Die Kantone haben sehr unterschiedliche Strategien, was die Unterstützung von Gemeindefusionen betrifft. Neben steuerlichen Anreizen, wie sie etwa in den Kantonen Bern und Aargau eingesetzt werden, sind auch Top-Down-Vorgehen im Sinne von kantonalen Strukturreformen zu beobachten. Die in den letzten Jahren wohl umfassendste Reform dieser Art wurde im Kanton Glarus mit der Schaffung von nur noch drei Gemeinden vollzogen.
Weniger rasant verändert sich der Kanton Graubünden. Die von der Bevölkerung des Ostschweizer Kantons bereits 2012 und 2014 beschlossene Gebietsreform soll auf den 1. Januar 2016 in Kraft treten. Dies beschloss die Bündner Regierung Anfang 2015. Die bestehende, komplexe Struktur aus 39 Kreisen, 14 Regionalverbänden und elf Bezirken wird dann abgelöst durch elf neue Regionen, die als mittlere Ebene zwischen Gemeinden und Kanton dienen sollen.

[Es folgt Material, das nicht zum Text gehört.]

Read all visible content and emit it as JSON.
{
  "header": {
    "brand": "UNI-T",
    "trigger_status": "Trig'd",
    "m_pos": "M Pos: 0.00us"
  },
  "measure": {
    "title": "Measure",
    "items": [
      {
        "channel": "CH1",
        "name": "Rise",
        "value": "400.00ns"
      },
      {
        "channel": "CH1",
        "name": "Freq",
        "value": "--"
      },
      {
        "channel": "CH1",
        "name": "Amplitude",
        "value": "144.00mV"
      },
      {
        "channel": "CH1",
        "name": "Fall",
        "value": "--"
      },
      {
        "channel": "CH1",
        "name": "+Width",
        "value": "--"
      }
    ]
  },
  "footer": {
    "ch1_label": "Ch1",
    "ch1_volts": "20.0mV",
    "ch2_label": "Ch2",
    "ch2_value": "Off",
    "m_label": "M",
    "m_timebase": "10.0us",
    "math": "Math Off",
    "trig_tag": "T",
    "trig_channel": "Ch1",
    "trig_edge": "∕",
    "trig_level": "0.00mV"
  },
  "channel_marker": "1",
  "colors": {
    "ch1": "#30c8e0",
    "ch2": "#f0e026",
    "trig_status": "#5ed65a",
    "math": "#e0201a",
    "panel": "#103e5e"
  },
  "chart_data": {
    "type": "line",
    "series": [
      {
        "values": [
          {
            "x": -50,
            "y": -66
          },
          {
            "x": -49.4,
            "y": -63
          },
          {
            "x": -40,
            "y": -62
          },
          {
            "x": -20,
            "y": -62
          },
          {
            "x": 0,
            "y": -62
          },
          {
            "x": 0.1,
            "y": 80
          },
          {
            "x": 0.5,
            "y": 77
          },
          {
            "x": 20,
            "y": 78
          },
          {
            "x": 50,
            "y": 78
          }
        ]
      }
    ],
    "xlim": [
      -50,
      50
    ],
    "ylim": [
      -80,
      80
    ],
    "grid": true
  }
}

Der radikalste Vorschlag wurde 2015 im Kanton Schaffhausen diskutiert. Der Schaffhauser Regierungsrat legte in Beantwortung eines Postulates einen Bericht mit zwei Varianten für eine Reform der Gemeindestrukturen vor. Ein Vorschlag sah dabei vor, alle 26 Gemeinden aufzuheben und einen Einheitskanton zu schaffen. Die zweite Variante sah eine Verringerung der Zahl an Gemeinden auf etwa 10 Einheiten vor. Die Befürworter der radikalen Variante machten geltend, dass Dienstleistungen besser von einer einzigen Administration erbracht würden. Die kleinen Gemeinden seien hingegen nicht einmal mehr in der Lage, genügend Personal für alle politischen Ämter aufzutreiben. Dies sei auch der Wirtschaft geschuldet: Unternehmen seien immer seltener bereit, ihre Angestellten für Milizaufgaben freizustellen. Die Gegner der Reform interpretierten die Idee des Einheitskantons als Angriff auf die direkte Demokratie. Mit dem Verlust der Gemeindeautonomie gehe die Möglichkeit lokaler und unmittelbarer politischer Mitsprache verloren. Ein angefordertes Gutachten des Bundesamtes für Justiz sah keine Einwände gegen einen Einheitskanton. Ein Kanton müsse keine Gemeinden einrichten; er sei vielmehr autonom in der Organisation seines Gebietes. Eine Volksabstimmung über die beiden Vorlagen wurde auf 2016 angesetzt.

Dossier: Gemeindefusionen

Ende Februar 2016 stimmte die Bevölkerung des Kantons Schaffhausen über die beiden Varianten für eine kantonale Strukturreform ab. Zur Auswahl standen die Schaffung eines Einheitskantons mit der Auflösung aller 26 Gemeinden oder ein im Detail noch auszuarbeitendes Modell, das eine Verringerung der Anzahl Gemeinden vorsah, um diese möglichst leistungsfähig zu machen. Zu beiden Vorschlägen konnte die Stimmbevölkerung Ja oder Nein sagen. Einig war man sich zwar, dass eine Strukturreform notwendig sei. Das im Vorfeld erwartete doppelte Nein überraschte dennoch niemanden. Dazu beigetragen hatte wohl auch der Umstand, dass weder der Kantonsrat noch die Regierung im Vorfeld der Abstimmung eine Empfehlung abgegeben hatten. Der Anteil von 81.6% Nein-Stimmen gegen den Einheitskanton war ein deutliches Zeichen gegen eine radikale Top-Down-Reform. Der vergleichsweise knappe Anteil an 54.4% Nein-Stimmen gegen die zweite Variante wurde hingegen als grundlegende Reformwilligkeit interpretiert. Das Gros der Stimmenden schien der Ansicht zu sein, dass eine als notwendig erachtete Reform eher von unten wachsen müsse statt von oben aufgezwängt zu werden. Auf kommunaler Ebene beschlossenen Fusionen williger Nachbargemeinden werden mehr Chancen eingeräumt als einer von oben erzwungenen Auflösung der Gemeindeautonomie. In der Tat finden zwischen verschiedenen Gemeinden Fusionsverhandlungen statt.